Author: Charles Bell, MD
Co Author #1: Alcott, Robert MD
Senior Editor: Marc Hilgers, MD, PhD, FAMSSM
Editor: Rock Vomer, DO, DPT
Patient Presentation:
Patient is a 51-year-old gentleman who was referred to our sports medicine clinic for evaluation of acute onset, atraumatic, neck pain, left hip pain, and right knee pain.
History:
On presentation to clinic, the patient endorsed 12-13 day history of progressive neck stiffness with inability to turn his head without severe pain. Approximately 5 days after onset of neck symptoms, patient noticed new onset significant left hip and groin pain that has caused him to limp while walking.

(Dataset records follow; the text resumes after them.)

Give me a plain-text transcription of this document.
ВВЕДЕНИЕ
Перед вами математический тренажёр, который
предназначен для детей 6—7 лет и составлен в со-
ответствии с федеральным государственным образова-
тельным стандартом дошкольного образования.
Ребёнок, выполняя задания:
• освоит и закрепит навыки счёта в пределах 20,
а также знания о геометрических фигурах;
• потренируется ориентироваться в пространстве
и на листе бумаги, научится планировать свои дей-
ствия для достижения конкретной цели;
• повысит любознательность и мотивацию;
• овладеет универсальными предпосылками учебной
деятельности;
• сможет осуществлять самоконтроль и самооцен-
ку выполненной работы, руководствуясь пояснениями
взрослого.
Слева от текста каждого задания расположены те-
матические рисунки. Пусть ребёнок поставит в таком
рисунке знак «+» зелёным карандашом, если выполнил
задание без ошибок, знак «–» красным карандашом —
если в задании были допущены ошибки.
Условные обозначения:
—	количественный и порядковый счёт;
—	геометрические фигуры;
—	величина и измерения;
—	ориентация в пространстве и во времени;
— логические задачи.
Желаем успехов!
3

Patient denied any known trauma, previous diagnosis of cervical or hip degenerative disease, rash, history of IV drug use, headache, limb weakness, or radiation of pain into upper or lower extremities. Patient was referred from the emergency department where he initially presented 5 days after neck symptom onset and was prescribed diclofenac for pain relief. He had also been seeing a physical therapist for several days prior to our evaluation. He denied any benefit from PT or Nsaid therapy.
Upon further questioning, approximately 3 weeks prior to the development of these new musculoskeletal symptoms, the patient reported a bout of severe gastroenteritis, with diarrhea, abdominal pain, mild body aches, and high fevers. He was seen in the ER and subsequently diagnosed with Salmonella gastroenteritis. He completed a course of trimethoprim/sulfamethaxazole with subsequent resolution in symptoms. At time of presentation to our clinic he had not had any further fevers, chills, or diarrhea.
The patient also offered a personal history of lumbar DDD, and multiple family members with "severe spinal arthritis."
Physical Exam:
On palpation multiple trigger points along both upper trapezius muscles were identified, there was no midline boney tenderness to palpation.
The patient demonstrated approximately 25% active cervical rotation bilaterally and limitation in cervical flexion and extension. Spurling's test did not provoke the patients neck pain.
The patient demonstrated equal and intact sensation to light touch for both upper and lower extremities, and grossly normal strength throughout. The left hip exam demonstrated pain with passive internal rotation and active hip flexion and tenderness to palpation on the hip abductor group. The right knee demonstrated a very small suprapetallar effusion, mild joint line tenderness to palpation, negative ligamentous and meniscus testing.